During my tech days, I co-authored four software patents.
Each cost my startup about $15,000—which seemed like a fortune in those
days. I didn’t really expect these to give me any advantage; after all
if my competitors had half a brain, they would simply learn all they
could from my patent filing and do things better. But I needed to raise
financing, and VCs wouldn’t give me the time of day unless I could tell a
convincing story about how we, alone, owned the intellectual property
for our secret sauce. We got the financing, and the plaques of the
patents looked great in our reception area, so the expense was worth it.
But there was definitely no competitive advantage.
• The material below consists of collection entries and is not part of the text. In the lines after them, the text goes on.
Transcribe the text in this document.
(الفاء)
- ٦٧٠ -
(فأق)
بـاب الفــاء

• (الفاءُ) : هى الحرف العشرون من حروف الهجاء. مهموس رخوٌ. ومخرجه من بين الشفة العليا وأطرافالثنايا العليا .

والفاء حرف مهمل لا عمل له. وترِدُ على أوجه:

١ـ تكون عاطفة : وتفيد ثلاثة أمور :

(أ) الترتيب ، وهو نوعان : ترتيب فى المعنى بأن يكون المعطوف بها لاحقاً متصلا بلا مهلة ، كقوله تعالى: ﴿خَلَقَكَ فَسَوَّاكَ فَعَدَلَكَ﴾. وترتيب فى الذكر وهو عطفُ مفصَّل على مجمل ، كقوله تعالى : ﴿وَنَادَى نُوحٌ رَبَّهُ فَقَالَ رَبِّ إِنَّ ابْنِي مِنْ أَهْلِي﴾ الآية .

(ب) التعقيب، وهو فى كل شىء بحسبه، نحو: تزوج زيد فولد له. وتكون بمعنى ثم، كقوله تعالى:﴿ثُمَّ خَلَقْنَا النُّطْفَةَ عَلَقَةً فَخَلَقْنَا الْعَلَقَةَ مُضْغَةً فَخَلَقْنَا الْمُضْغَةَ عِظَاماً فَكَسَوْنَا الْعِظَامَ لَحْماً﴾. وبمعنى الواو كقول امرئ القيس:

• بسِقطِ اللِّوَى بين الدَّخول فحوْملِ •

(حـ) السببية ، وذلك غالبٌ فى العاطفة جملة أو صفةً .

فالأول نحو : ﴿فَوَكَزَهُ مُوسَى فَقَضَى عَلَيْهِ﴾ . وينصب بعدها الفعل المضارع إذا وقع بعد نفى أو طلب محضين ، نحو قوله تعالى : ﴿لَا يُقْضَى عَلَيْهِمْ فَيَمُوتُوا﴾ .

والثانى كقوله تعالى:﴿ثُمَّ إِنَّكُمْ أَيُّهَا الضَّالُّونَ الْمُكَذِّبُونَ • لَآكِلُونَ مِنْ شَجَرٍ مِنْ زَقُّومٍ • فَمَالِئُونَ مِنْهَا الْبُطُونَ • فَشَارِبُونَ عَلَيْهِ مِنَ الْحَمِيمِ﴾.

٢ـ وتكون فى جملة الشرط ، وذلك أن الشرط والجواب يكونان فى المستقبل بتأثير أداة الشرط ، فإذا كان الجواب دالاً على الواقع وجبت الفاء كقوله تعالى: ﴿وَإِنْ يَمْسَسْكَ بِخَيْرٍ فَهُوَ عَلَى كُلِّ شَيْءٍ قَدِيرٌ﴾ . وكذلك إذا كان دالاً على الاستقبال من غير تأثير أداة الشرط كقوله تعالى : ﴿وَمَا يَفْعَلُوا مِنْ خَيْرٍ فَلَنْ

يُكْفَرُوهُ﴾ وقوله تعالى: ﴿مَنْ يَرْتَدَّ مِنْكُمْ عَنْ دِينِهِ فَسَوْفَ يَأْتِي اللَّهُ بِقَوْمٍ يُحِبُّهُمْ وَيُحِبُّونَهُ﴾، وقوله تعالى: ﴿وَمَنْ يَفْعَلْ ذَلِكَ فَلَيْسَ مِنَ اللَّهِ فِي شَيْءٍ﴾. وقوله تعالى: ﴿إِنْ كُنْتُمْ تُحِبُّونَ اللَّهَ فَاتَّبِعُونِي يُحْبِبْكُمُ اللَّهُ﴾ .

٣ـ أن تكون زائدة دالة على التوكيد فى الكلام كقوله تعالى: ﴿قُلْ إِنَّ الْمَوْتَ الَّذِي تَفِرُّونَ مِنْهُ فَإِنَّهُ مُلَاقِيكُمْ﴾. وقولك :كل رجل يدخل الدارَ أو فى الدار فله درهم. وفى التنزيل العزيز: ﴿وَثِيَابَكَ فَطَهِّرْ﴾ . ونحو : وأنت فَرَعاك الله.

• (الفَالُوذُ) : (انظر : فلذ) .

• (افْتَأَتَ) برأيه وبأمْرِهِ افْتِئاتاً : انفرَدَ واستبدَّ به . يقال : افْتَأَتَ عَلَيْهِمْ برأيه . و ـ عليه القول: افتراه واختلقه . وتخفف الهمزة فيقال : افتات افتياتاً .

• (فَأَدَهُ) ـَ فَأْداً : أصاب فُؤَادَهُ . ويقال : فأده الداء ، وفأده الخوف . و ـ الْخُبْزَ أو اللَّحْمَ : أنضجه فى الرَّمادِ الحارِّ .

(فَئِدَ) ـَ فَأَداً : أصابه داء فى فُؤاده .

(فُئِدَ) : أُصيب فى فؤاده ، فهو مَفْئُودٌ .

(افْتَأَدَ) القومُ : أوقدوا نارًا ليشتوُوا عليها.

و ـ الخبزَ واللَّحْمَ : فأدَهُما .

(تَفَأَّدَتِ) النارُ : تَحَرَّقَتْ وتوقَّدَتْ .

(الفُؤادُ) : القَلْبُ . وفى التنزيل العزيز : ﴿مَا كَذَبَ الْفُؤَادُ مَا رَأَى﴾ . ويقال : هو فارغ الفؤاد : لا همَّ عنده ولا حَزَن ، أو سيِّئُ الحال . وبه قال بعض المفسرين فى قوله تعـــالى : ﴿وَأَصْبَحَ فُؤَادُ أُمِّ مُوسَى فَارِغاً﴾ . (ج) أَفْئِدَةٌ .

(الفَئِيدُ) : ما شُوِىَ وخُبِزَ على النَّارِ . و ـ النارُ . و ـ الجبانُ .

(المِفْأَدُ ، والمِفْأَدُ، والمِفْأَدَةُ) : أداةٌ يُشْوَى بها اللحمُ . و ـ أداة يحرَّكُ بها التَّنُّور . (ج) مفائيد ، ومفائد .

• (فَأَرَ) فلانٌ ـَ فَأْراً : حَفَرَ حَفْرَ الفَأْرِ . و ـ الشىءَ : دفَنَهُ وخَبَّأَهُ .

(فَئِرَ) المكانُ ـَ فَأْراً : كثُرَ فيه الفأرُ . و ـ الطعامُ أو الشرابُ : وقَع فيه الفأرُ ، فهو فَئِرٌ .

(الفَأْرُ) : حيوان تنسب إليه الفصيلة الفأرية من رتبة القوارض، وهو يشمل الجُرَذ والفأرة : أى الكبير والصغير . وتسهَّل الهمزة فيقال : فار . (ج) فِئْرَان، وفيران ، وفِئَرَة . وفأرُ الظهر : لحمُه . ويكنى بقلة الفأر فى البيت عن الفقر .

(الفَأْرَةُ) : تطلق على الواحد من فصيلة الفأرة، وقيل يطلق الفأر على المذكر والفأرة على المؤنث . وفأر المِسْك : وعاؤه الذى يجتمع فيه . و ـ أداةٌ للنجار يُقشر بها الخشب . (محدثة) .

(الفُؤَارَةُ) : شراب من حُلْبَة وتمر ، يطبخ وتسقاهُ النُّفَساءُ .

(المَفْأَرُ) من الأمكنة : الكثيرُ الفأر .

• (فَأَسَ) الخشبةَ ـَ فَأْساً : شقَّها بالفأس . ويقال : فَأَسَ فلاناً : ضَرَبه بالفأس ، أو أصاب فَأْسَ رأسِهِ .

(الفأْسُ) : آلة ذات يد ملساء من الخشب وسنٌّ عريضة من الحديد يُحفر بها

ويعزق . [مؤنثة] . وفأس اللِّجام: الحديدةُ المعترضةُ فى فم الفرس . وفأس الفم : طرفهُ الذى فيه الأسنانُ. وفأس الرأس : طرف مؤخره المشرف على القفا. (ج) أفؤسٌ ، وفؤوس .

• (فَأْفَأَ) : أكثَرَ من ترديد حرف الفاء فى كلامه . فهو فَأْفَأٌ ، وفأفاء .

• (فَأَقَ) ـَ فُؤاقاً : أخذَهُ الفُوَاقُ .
Patents make a lot of sense in many industries; they are needed to
protect the designs of industrial equipment, pharmaceutical
formulations, biotechnology products and methods, biomedical devices,
consumer products (toothpaste, shampoo, contact lenses, etc.), advanced
materials & composites, and of course, widgets (lighting fixtures
& elements, batteries, toys, tools, etc.). But in software these are
just nuclear weapons in an arms race. They don’t foster innovation,
they inhibit it. That’s because things change rapidly in this industry.
Speed and technological obsolescence are the only protections that
matter. Fledgling startups have to worry more about some big player or
patent troll pulling out a big gun and bankrupting them with a frivolous
lawsuit than they do about someone stealing their ideas.